Ostrich lust, belly button lint, and creative corporate accounting took honors at the Twelfth 1st Annual Ig Nobel Prize Ceremony in Sanders Theatre on Oct. 3, an event that celebrates scientific achievements that “cannot or should not be reproduced.”
Prize winners paid their own expenses to travel from four continents to collect their prizes – a certificate and a statuette of chattering teeth – and participate in an awards ceremony that was equal parts science and circus. Genuine Nobel Laureates Dudley R. Herschbach, Frank B. Baird Jr. Professor of Science; Abbott and James Lawrence Professor of Chemistry Emeritus William Lipscomb; and New England Biolabs’ Richard Roberts passed out awards and gamely participated in the irreverence.
As paper airplanes soared and costumed audience members shouted and cheered, Ig Nobel winners graciously accepted the awards that made light of their legitimate research. The awards and ceremony were “reluctantly inflicted upon you,” said the evening’s program, by the science humor magazine Annals of Improbable Research (AIR).
Arnd Leike, of the University of Munich, chugged a beaker of beer after accepting the physics Ig Nobel for research that demonstrated that beer froth obeys the mathematical Law of Exponential Decay.
“I had much fun in taking data and writing this paper,” said Leike. “Thank you, and cheers.”
Accepting the biology award for a report he co-authored on “Courtship Behaviour of Ostriches Towards Humans Under Farming Conditions in Britain,” a dapper Charles G. Paxton quipped that “For too long, science has had its collective head in the sand over this particular issue.”
Ceremony censors nixed a demonstration of the medicine Ig Nobel, awarded to University College, London, professor Chris McManus for his report on “Scrotal Asymmetry in Man and in Ancient Sculpture.”
A team of Japanese scientists accepted the Ig Nobel for peace for Bow-Lingual, a dog-to-human translation device, and Eduardo Segura of Spain won the hygiene award for inventing a washing machine for cats and dogs.
The literature award went to Vicki Silvers of the University of Nevada, Reno, and David Kreiner of Missouri State University for their paper exploring “The Effects of Pre-Existing Inappropriate Highlighting on Reading Comprehension.”
“The moral of the story is, do not buy a textbook that has been highlighted by an idiot,” said Kreiner. After the ceremony, he admitted that he and Silvers were both honored and somewhat miffed that their work was recognized with an Ig Nobel. “We took this as serious, and we still do,” he said.
Not surprisingly, none of the winners of the economics prize – the executives, directors, and auditors of Enron, WorldCom, Kmart, Arthur Andersen, and other battered corporations – claimed the honors in person. They were collectively cited for “adapting the mathematical concept of imaginary numbers for use in the business world.”

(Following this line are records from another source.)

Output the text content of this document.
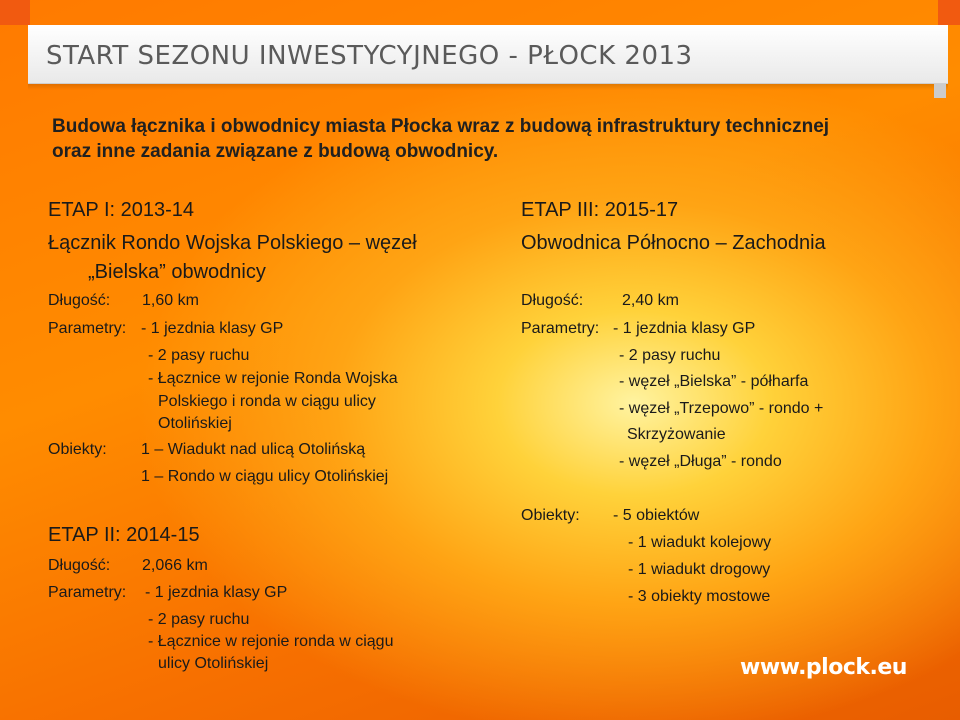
START SEZONU INWESTYCYJNEGO - PŁOCK 2013

Budowa łącznika i obwodnicy miasta Płocka wraz z budową infrastruktury technicznej
oraz inne zadania związane z budową obwodnicy.

ETAP I: 2013-14
Łącznik Rondo Wojska Polskiego – węzeł
„Bielska” obwodnicy
Długość: 1,60 km
Parametry: - 1 jezdnia klasy GP
- 2 pasy ruchu
- Łącznice w rejonie Ronda Wojska
Polskiego i ronda w ciągu ulicy
Otolińskiej
Obiekty: 1 – Wiadukt nad ulicą Otolińską
1 – Rondo w ciągu ulicy Otolińskiej
ETAP II: 2014-15
Długość: 2,066 km
Parametry: - 1 jezdnia klasy GP
- 2 pasy ruchu
- Łącznice w rejonie ronda w ciągu
ulicy Otolińskiej
ETAP III: 2015-17
Obwodnica Północno – Zachodnia
Długość: 2,40 km
Parametry: - 1 jezdnia klasy GP
- 2 pasy ruchu
- węzeł „Bielska” - półharfa
- węzeł „Trzepowo” - rondo +
Skrzyżowanie
- węzeł „Długa” - rondo
Obiekty: - 5 obiektów
- 1 wiadukt kolejowy
- 1 wiadukt drogowy
- 3 obiekty mostowe
www.plock.eu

Scientific hijinks and dramatic tomfoolery surrounded the actual bestowing of awards. The evening’s theme, jargon, was played out in the world premiere of the four-act “Jargon Opera.” The opera was set at the International Jargon Conference where, sang one of the performers, “each syllable is billable.”
A range of “Ignataries,” including National Public Radio “Science Friday” host Ira Flatow and Alyssa Goodman, professor of astronomy at the Harvard-Smithsonian Center for Astrophysics, delivered “24/7” seminars on topics ranging from neurobiology to animals. Each lecturer summarized his or her topic in 24 seconds and then explained it in lay terms in seven words.
“Star light, star bright, it’s my job,” was Goodman’s description of astrophysics.
Co-sponsored by the Harvard Computer Society, the Harvard-Radcliffe Science Fiction Association, and the Harvard-Radcliffe Society of Physics Students, the Ig Nobels aspire, remarkably, to a goal higher than hilarity: The event’s organizers hope that they can spark an interest in science through humor.
“It lets scientists have a night when it’s OK to have fun in public,” said AIR editor and master of ceremonies Marc Abrahams, and it lets the public see that even Nobel laureates can cut loose.
“Everyone involved wants to tempt a few more people into getting curious about science,” he added.